A source at NCC confided in Vanguard that the commission tried its best to ensure the situation didn’t degenerate to taking over of the telecoms company but that pressures from the banks became so intense it had to allow the action.
The source said the issue had lingered for a while, with the NCC believing it could provide some middle ground for both parties to come to a truce but unfortunately the banks feared that inability to recover the loan could expose them to the Asset Management Company of Nigeria, AMCON, which had been demanding immediate cut-down on the rate of their non-performing loans.
The loan facility totalling $1.72 billion (about N541.8 billion) involving a foreign-backed guaranty bond, was for Etisalat to turn around its network and expand its operations in Nigeria.
However, the banks claimed that Etisalat had failed to service the debt as agreed since 2016. They subsequently reported Etisalat to the banking sector regulator, the Central Bank of Nigeria, CBN, and its communications sector counterpart, the NCC.
Our NCC source disclosed that Etisalat blamed its inability to fulfil its obligation to the banks on the current economic recession in Nigeria.
All attempts to get Etisalat to confirm the story proved abortive after several calls and text messages to relevant officials of the company.
However, reports are that Etisalat Nigeria is in talks with the local banks to renegotiate terms of the $1.2 billion loan it took four years ago to expand its network in the country after missed payments.
Though the banks are under pressure to recover their money, Vanguard learned that loan restructuring is being re-negotiated as there was still a considerable gap between what Etisalat offered as new payment terms and what the banks want.

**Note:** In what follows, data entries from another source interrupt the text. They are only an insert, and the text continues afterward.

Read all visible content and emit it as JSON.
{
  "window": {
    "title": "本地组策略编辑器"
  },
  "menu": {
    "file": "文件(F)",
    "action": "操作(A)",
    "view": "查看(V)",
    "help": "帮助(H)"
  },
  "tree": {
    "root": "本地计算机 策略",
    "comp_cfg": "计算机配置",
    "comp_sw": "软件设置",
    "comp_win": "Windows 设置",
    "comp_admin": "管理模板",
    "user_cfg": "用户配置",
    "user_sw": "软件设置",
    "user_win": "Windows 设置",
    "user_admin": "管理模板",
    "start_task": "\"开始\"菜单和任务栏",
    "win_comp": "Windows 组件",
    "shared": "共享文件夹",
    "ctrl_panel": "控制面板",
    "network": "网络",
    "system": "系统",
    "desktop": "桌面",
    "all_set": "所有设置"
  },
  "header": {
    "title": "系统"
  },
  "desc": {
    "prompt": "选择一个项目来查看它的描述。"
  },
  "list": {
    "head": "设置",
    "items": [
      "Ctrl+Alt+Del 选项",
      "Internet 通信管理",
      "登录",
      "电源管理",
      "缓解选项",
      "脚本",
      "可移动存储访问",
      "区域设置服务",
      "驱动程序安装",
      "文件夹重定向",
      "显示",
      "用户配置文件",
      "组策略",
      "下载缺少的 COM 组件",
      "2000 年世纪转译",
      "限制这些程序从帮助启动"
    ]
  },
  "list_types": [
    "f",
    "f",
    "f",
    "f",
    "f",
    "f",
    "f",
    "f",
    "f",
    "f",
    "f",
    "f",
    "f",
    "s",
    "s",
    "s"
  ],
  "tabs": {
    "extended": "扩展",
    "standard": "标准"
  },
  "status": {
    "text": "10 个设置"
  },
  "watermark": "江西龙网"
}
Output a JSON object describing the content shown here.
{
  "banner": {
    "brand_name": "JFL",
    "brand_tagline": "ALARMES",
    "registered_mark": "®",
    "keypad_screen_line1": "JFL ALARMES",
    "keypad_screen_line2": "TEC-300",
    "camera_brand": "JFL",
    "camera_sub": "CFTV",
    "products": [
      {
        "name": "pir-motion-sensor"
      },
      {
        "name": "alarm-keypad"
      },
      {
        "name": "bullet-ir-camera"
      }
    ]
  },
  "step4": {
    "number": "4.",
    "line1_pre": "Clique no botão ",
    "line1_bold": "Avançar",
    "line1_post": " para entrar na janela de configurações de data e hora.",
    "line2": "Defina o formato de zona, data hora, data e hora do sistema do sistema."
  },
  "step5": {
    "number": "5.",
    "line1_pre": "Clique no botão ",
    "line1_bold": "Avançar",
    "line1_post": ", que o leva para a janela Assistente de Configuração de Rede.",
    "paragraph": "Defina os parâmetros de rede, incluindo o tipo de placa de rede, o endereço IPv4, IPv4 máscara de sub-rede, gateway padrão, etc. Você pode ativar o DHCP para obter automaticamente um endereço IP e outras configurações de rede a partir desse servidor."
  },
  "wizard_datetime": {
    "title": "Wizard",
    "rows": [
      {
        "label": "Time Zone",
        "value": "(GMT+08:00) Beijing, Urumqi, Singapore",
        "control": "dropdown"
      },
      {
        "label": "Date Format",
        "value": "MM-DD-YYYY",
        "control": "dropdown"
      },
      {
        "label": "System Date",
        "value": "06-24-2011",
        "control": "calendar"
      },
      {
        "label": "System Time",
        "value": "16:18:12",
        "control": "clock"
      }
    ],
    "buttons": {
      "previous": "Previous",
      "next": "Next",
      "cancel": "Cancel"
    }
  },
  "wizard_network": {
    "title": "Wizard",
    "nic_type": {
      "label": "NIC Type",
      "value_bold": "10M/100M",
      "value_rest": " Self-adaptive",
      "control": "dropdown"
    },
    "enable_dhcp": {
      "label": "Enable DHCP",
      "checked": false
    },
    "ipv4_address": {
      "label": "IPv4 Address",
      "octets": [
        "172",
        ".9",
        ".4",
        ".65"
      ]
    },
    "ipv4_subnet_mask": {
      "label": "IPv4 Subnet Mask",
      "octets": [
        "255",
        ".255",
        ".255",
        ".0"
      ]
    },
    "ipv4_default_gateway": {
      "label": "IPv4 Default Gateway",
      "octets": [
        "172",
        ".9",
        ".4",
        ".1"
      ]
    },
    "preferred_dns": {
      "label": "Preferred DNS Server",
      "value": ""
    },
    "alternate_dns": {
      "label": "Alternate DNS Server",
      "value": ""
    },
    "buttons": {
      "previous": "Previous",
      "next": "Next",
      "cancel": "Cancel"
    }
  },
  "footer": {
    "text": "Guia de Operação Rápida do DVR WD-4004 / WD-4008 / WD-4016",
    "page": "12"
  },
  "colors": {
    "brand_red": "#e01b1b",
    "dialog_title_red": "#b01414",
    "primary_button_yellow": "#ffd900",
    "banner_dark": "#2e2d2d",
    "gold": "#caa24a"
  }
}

A source in one of the affected banks told Vanguard that the banks could not afford a long-stretched re-payment plan in 2017 as the loan had been restructured twice since 2015.
The banks are also said to be under pressure due to similar restructuring burden imposed on them by loan failures in the oil and gas sector, as well as general commerce.
The bank source said they were most unhappy with Etisalat because the telecom giant could not present an independently verifiable proof that their volume of business went down by the magnitude that could put significant loan repayments in jeopardy.
Emirates Telecommunications, EMT Group trading as Etisalat, own a 40 per cent stake in its Nigerian affiliate, which accounts for about 3.7 per cent of the group’s revenue in 2013.
Ibrahim Dikko, Vice President for Regulatory Affairs at Etisalat Nigeria, said Etisalat missed payments due to an economic downturn in Nigeria, currency devaluation and dollar shortages on the country’s interbank market.
“We are in discussions with our bankers and have been for quite a while. They have not taken over the business and we are hoping that we can resolve the issue and find a way to renegotiate terms,” Dikko said.
Etisalat Nigeria signed a $1.2 billion medium-term facility with 13 Nigerian banks in 2013, which it used to refinance an existing $650 million loan and fund a modernisation of its network.
Dikko said the business performed well, last year, and was still in profit at the level of EBITDA (Earnings Before Interest, Tax, Depreciation and Amortisation), while loan repayments had been up to date “until recently.”
He said the company was now looking at “all the options”, which could include converting the loan into Naira, but did not want to anticipate the outcome of talks with the lenders.
Several other firms took out dollar loans in 2013 to expand at a time Nigeria was seen as an attractive investment prospect. The economy was growing at seven per cent, with a stable currency and rising oil prices.
But now, the country has been running short of dollars as oil revenues have fallen along with the price of crude, pushing the economy into its first recession in a quarter of a century.
That has weakened the Naira, which trades at a lower level in the black market than the official interbank rate against the dollar.
The dollar shortages have made it difficult for local companies to get access to foreign currency and as a result, some have struggled to repay dollar-denominated debts with several lenders having restructured loans to oil firms.
Etisalat is Nigeria’s fourth largest telecoms operator, with about 21 million subscribers as at January, 2017, according to the NCC. It commenced business in Nigeria in 2009.